The EPA declares fly ash and silica fume as hazardous substances
The EPA has long been a supporter of fly ash and silica fume as additions to concrete mixtures. These substances have been widely utilized in the construction industry as well as in ICF construction. Silica fume and fly ash are by-products of the coal industry and their use in buildings has long been promoted as a sustainable and cheap way to reduce the impact of coal use. The EPA has long touted the ‘beneficial reuse’ of coal power plant waste, but its support of fly ash and silica fume was rescinded in 2011.
The change of heart was brought about, according to the EPA, because of fears that the heavy metal content of these substances may be hazardous. Studies are underway to determine the extent of the threat to building occupants and the biggest producers of coal waste Boral Material Technologies and Headwater Resources, have taken the matter to court. The EPA is refusing to lift it’s classification of the materials as ‘hazardous’ until the studies have been completed, saying: “We must err on the side of caution and classify coal ash as hazardous until the studies are completed.”
Fly ash and Silica Fume
Fly ash is a by-product of the process of burning coal to produce electricity.
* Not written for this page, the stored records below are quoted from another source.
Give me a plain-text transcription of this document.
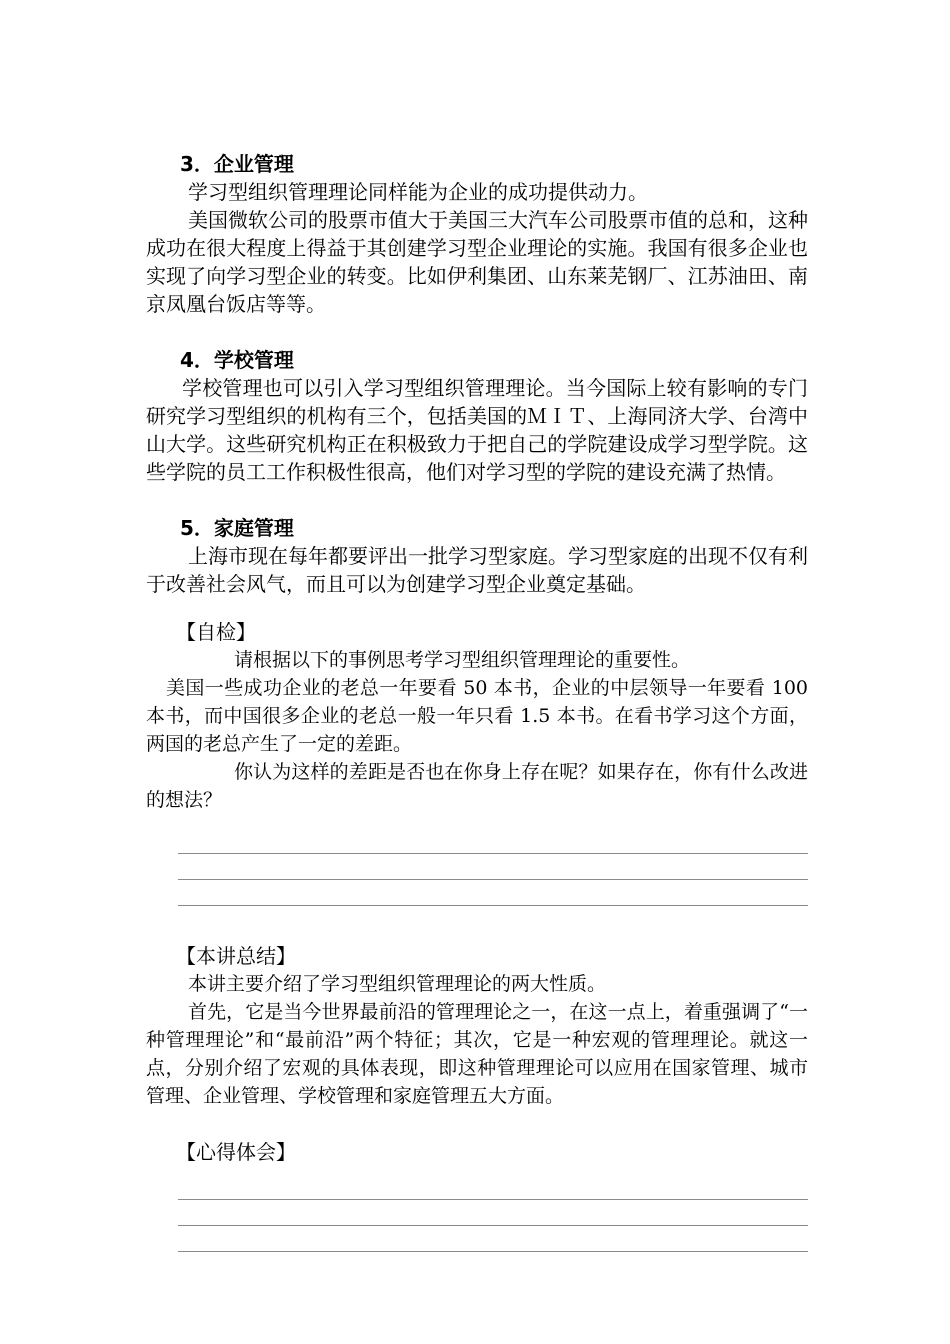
3．企业管理
学习型组织管理理论同样能为企业的成功提供动力。
美国微软公司的股票市值大于美国三大汽车公司股票市值的总和，这种成功在很大程度上得益于其创建学习型企业理论的实施。我国有很多企业也实现了向学习型企业的转变。比如伊利集团、山东莱芜钢厂、江苏油田、南京凤凰台饭店等等。
4．学校管理
学校管理也可以引入学习型组织管理理论。当今国际上较有影响的专门研究学习型组织的机构有三个，包括美国的ＭＩＴ、上海同济大学、台湾中山大学。这些研究机构正在积极致力于把自己的学院建设成学习型学院。这些学院的员工工作积极性很高，他们对学习型的学院的建设充满了热情。
5．家庭管理
上海市现在每年都要评出一批学习型家庭。学习型家庭的出现不仅有利于改善社会风气，而且可以为创建学习型企业奠定基础。
【自检】
请根据以下的事例思考学习型组织管理理论的重要性。
美国一些成功企业的老总一年要看 50 本书，企业的中层领导一年要看 100 本书，而中国很多企业的老总一般一年只看 1.5 本书。在看书学习这个方面，两国的老总产生了一定的差距。
你认为这样的差距是否也在你身上存在呢？如果存在，你有什么改进的想法？
【本讲总结】
本讲主要介绍了学习型组织管理理论的两大性质。
首先，它是当今世界最前沿的管理理论之一，在这一点上，着重强调了“一种管理理论”和“最前沿”两个特征；其次，它是一种宏观的管理理论。就这一点，分别介绍了宏观的具体表现，即这种管理理论可以应用在国家管理、城市管理、企业管理、学校管理和家庭管理五大方面。
【心得体会】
About 43 percent (430 million tons) of fly ash is recycled into the green building industry each year. Electrostatic precipitators and scrubbers remove the product from the exhaust gases. The fine, tan-coloured powdery substance consists almost completely of silica. From the EPA:
“Fly ash is a pozzolan, a siliceous material which in the presence of water will react with calcium hydroxide at ordinary temperatures to produce cementitious compounds. Because of its spherical shape and pozzolanic properties, fly ash is useful in cement and concrete applications. The spherical shape and particle size distribution of fly ash also make it a good mineral filler in hot mix asphalt applications and improve the fluidity of flowable fill and grout when it is used for those applications.”
Silica Fume is also a by-product of the coal industry and has been added to cement to improve its resilience. From Norchem, the largest producers of silica fume products in North America: “Long service life, durability and the potential to withstand catastrophic events, silica fume concrete will provide excellent resilience, furthering the cause of sustainability.”
Impact on the Green Building Industry
The ban on fly ash and silica fume will have an enormous impact on the green building industry where it enjoys widespread use. The products are currently used in everything from concrete to wall boards and bricks. In some applications, fly ash can constitute up to 25% of cement content. Its use has, to date reduced the production footprint of cement significantly, made coal production more environmentally sustainable and taken care of the by-products too.
While the building industry waits to hear the verdict on fly ash and silica fume, studies are going ahead to determine if the heavy metal content has any adverse effects on building occupants.